1. [誤り]糖尿病には遺伝的素因が強く関与する。特に2型糖尿病は多因子遺伝疾患であり、複数の遺伝子多型と環境因子(過食・運動不足・肥満)の相互作用で発症する。家族歴は重要な危険因子であり、両親がともに2型糖尿病の場合、子供の発症率は約50%に達する。1型糖尿病でもHLA(ヒト白血球抗原)との関連が知られている。
2. [正解]プリン代謝異常は痛風(高尿酸血症)の原因であり、糖尿病とは代謝経路が異なる別の疾患である。プリン体は核酸の構成成分で、その最終代謝産物が尿酸である。プリン体の過剰摂取や尿酸排泄低下により高尿酸血症となり、尿酸塩結晶が関節に沈着して痛風発作を起こす。糖尿病は糖代謝の異常であり、プリン代謝(核酸代謝)とは病態が全く異なる。
3. [誤り]多尿は糖尿病の三主徴(多尿・多飲・多食)の一つである。
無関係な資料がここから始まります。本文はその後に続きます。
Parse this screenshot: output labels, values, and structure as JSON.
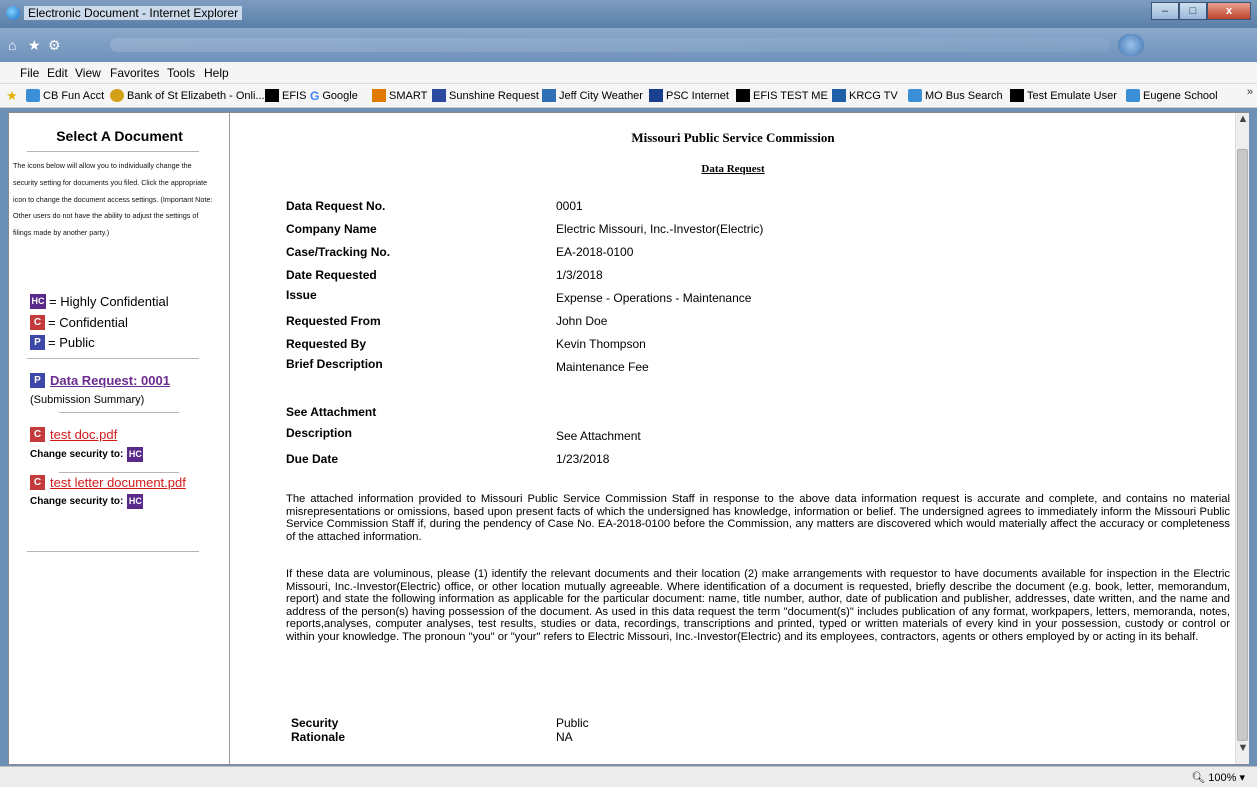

血糖値が腎の糖再吸収閾値(約160~180mg/dl)を超えると、尿中にグルコースが排泄される。尿細管内のグルコースが浸透圧を上昇させ、水分の再吸収が阻害されて尿量が増加する(浸透圧利尿)。1日3~4L以上の多尿となることもある。
4. [誤り]蛋白尿は糖尿病性腎症の重要な所見である。高血糖による糸球体の細小血管障害が進行すると、糸球体基底膜の透過性が亢進し、まず微量アルブミン尿(30~300mg/日)が出現し、さらに顕性蛋白尿(300mg/日以上)へ進行する。最終的には腎不全に至り、透析導入の原因疾患の第1位を占める。